When it hits stores this summer, the iPhone will be reaching thousands of people who "hate macs." And, as with the iPod, that's obviously the idea (note that this is not a "Mac Phone"). If our beloved OS X developers can introduce people on the other side to the richness and variety of the OS X Mac experience via this lovely phone, you can expect to make an extraordinary number of those former haters into new evangelists for the former "Apple Computer, Inc."

[ Ryan's page via mathowie ]

Jack's picture

Does Cingular's pricing vary by...

Does Cingular's pricing vary by location, because I'm in the DC area and I pay 20 bucks a month for unlimited internet. Currently using a Palm Treo 650, but the internet plan does not vary by phone.

re: Mathew says...

"Implementing everything as web applications isn’t acceptable because Cingular charge way too much for Internet access. Web 2.0 isn’t fun when you’re paying by the kilobyte. As a result I don’t really use the web on my Cingular phone, but I do use Java applications on it."

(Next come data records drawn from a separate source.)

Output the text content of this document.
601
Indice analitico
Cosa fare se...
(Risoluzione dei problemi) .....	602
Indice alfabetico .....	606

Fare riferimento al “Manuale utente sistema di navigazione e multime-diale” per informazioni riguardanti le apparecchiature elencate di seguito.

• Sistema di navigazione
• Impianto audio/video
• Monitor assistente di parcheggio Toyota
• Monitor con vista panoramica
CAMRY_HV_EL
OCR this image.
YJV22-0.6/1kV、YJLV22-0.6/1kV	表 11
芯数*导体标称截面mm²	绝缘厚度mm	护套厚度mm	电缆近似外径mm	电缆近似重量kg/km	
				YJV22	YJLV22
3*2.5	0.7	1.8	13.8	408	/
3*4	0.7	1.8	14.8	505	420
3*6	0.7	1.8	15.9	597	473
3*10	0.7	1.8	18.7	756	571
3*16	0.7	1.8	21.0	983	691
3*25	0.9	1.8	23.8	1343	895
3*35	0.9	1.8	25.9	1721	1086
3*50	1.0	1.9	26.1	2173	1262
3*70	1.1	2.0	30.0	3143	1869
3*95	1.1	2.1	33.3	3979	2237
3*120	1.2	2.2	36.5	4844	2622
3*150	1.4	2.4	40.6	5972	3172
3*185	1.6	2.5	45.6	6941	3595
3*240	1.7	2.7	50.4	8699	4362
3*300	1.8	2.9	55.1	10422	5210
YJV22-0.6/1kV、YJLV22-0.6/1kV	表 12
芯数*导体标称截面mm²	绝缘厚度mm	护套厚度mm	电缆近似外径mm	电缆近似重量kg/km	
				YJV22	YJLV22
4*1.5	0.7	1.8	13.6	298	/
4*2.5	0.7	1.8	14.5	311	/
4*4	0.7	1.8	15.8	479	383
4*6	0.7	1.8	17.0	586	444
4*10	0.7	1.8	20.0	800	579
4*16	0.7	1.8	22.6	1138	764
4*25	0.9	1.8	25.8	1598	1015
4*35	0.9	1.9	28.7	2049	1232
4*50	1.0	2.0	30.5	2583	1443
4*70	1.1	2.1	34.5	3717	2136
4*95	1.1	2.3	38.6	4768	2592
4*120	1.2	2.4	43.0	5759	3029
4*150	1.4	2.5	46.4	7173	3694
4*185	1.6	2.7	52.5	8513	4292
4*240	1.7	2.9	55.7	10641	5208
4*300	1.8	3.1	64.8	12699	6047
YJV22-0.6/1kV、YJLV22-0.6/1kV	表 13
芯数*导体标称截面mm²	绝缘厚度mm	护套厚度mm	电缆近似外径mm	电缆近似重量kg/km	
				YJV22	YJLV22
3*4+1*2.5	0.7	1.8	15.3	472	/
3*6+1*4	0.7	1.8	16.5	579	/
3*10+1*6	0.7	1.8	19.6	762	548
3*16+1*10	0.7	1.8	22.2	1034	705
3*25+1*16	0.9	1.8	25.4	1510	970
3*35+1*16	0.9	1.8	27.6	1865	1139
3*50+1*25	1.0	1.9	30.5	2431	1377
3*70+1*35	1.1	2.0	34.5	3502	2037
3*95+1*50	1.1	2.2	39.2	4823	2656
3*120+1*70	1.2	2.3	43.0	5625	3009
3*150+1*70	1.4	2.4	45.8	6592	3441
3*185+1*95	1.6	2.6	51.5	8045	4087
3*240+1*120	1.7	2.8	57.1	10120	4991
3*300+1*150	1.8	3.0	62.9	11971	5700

I've also heard rumblings that this "full" safari doesn't support flash or java. I'm going to seriously assume that what was shown at the keynote was an alpha model. Since it has core animation, I think this thing runs embedded Leopard, and they are not done with Leopard. I've lost track of all the articles I've read, but Steve Jobs was quoted somewhere as saying "yea, there's no reason we couldn't put iChat on there", so this thing isn't done. It has all the stuff your basic "cell phone" user would want to have. Since this is a product of Apple Inc. and not Apple Computer Inc. (RIP), maybe we have to wait for the Mac Mobile.